VIOLET. By Isabelle Allende. Random house. 336 pages. $28.
Chilean writer Isabel Allende’s latest novel is “Violeta,” an epic tale that transports readers through a century of South American history, through economic collapse, dictatorship, and natural disasters like an earthquake. earth and a hurricane.
From the aftermath of World War I to the present day, narrator Violeta del Valle tells the story of her life in an unnamed South American country with a long letter to her grandson Camilo.
Violeta recounts living through the Spanish flu pandemic as the youngest child and only daughter in a family of five sons. After his father loses everything in the Great Depression, the family must give up their comforts in an old mansion in the nation’s capital and adopt a more modest life in the rural south of the country.
“Violeta” recalls Allende’s best-known and successful novel, “The Spirit House,” which weaves together the personal and the political in a saga that spans decades.
“Violeta” also details the horrors of the 1970s dictatorships in South America, which saw tens of thousands of suspected political opponents kidnapped, tortured and killed, often as part of Operation Condor, an alliance backed by the United States between right-wing military governments in the region.
“The government was committing atrocities, but you could walk down the street and sleep soundly at night without worrying about common criminals,” Violeta writes of those repressive times.

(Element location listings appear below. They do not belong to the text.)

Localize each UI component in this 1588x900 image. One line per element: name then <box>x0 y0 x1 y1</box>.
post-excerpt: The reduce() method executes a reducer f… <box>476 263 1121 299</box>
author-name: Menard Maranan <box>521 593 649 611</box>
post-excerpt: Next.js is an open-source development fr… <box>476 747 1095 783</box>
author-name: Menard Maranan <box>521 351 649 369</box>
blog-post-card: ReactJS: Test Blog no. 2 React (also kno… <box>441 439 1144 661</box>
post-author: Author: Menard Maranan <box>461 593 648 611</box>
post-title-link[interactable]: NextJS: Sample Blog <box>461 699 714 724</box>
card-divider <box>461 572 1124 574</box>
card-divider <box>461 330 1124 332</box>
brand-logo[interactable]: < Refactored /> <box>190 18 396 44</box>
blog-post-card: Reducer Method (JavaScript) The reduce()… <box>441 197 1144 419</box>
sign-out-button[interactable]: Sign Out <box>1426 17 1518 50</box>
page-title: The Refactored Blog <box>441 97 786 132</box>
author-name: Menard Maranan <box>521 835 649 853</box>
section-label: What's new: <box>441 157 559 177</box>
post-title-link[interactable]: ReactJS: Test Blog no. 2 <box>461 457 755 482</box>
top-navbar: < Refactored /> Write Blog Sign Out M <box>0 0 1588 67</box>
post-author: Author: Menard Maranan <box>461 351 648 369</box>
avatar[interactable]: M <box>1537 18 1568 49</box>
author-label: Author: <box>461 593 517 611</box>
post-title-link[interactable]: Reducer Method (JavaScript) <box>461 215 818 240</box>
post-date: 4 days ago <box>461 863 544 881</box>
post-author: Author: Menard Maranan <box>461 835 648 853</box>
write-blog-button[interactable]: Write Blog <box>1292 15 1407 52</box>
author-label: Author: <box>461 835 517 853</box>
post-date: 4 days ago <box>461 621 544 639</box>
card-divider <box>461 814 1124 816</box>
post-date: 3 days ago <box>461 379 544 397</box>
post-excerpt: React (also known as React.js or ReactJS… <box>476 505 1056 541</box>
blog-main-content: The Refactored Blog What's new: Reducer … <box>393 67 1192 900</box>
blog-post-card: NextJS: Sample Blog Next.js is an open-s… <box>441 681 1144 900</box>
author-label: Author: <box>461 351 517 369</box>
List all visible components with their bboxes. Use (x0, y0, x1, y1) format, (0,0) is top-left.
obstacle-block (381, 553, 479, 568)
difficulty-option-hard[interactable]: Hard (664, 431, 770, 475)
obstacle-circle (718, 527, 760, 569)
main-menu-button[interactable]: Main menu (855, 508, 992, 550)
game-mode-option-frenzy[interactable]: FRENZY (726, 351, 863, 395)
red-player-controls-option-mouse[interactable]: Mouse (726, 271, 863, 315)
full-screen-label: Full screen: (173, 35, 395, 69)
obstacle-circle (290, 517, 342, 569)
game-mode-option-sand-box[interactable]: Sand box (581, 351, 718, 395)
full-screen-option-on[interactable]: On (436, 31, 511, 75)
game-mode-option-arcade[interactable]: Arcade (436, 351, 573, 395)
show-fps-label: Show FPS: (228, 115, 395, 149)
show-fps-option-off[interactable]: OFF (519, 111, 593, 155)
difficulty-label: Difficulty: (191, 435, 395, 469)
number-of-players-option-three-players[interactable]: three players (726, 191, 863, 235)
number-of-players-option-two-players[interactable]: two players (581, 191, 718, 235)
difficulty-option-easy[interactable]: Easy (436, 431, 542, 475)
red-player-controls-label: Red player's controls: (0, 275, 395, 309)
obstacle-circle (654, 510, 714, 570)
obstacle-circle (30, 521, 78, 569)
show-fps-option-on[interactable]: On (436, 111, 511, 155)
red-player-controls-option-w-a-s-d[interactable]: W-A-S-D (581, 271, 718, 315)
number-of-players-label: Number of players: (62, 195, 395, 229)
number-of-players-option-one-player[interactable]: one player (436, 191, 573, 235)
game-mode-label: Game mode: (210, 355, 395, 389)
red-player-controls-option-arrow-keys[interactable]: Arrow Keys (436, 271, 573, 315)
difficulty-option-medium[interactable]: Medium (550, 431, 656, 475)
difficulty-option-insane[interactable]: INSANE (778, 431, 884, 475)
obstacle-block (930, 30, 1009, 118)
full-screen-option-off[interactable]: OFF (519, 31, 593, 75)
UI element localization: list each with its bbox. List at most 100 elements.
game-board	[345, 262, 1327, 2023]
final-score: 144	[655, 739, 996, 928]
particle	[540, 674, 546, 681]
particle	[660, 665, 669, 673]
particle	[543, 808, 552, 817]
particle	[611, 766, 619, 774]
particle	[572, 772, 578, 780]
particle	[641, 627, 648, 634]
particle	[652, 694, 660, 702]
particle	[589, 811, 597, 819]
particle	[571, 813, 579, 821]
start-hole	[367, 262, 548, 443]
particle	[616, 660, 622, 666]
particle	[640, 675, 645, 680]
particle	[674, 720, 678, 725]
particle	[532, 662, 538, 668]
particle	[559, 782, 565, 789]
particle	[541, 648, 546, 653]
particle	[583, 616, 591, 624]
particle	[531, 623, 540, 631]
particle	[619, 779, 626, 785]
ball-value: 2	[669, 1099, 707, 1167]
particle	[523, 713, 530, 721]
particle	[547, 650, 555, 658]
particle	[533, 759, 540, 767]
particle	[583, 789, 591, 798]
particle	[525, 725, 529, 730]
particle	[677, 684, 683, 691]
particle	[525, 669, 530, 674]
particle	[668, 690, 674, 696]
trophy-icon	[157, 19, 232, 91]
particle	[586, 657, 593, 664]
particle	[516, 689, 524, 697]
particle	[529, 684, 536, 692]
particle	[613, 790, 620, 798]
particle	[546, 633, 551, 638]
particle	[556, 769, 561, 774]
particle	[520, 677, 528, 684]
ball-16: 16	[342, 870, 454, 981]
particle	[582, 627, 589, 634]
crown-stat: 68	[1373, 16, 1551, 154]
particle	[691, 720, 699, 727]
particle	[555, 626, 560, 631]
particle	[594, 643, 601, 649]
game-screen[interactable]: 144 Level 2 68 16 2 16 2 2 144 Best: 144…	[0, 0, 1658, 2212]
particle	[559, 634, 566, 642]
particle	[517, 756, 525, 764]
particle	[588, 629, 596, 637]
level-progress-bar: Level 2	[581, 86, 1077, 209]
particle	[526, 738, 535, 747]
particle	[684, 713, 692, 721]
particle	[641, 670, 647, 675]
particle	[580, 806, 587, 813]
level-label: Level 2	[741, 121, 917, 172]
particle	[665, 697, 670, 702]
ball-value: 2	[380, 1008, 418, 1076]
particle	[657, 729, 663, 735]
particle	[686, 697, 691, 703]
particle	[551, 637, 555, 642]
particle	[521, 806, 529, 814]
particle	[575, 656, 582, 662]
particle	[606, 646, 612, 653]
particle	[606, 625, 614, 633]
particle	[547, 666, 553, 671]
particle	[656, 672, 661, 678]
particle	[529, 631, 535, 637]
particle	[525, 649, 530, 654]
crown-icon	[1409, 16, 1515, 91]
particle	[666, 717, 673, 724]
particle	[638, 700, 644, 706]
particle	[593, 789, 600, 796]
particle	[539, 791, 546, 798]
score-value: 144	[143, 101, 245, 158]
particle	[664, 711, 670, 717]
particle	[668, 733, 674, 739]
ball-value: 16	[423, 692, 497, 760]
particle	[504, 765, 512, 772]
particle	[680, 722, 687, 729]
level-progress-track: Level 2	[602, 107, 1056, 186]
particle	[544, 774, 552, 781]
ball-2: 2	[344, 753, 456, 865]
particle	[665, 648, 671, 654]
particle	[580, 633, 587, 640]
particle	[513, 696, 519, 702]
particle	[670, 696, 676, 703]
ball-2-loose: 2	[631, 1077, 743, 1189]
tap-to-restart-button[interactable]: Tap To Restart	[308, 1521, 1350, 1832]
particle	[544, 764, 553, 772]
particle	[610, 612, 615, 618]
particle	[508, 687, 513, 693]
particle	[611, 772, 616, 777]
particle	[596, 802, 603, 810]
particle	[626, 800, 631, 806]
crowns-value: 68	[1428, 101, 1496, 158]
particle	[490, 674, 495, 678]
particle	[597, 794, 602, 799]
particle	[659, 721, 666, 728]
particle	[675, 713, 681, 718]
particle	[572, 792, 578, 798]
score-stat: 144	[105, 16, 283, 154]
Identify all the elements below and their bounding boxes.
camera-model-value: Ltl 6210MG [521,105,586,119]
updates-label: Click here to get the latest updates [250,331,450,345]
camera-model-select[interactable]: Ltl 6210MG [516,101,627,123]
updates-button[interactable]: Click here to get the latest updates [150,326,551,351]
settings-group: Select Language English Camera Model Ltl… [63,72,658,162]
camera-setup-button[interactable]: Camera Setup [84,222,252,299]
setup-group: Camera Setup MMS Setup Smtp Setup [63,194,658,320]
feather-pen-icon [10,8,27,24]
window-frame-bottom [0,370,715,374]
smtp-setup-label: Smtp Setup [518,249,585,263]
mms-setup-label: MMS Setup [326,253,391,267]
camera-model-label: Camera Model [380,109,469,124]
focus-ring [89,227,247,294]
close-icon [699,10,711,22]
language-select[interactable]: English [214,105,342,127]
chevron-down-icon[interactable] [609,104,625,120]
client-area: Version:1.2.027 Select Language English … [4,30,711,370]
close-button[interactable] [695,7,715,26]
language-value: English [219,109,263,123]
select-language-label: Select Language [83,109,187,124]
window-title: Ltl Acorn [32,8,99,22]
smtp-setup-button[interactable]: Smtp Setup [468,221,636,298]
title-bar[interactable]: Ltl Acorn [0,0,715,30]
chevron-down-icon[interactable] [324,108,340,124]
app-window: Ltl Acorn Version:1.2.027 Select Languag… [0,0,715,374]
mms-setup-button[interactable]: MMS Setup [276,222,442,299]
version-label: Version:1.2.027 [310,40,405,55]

Violeta’s son is a journalist seeking exile, first to Argentina, then to Norway after learning he was blacklisted by the dictatorship.
Violeta suspects her son’s father of being involved in the repression through his work as a pilot. Much of the book concerns Violeta’s long, passionate, but troubled relationship with her son’s father following a short and unfulfilling marriage. Ultimately, she achieves contentment late in life with a retired diplomat and naturalist.
Considered the most widely read Spanish-language author in the world, Allende is known for her many novels, including “Eva Luna”, “Of Love and Shadows” and “A Long Petal of the Sea”, as well as books by no -fiction such as “Paula,” a 1994 memoir.
Allende left Chile for exile two years after Salvador Allende, her father’s first cousin, was overthrown in a coup in 1973. Isabel Allende lived in Venezuela for years before settling in the USA.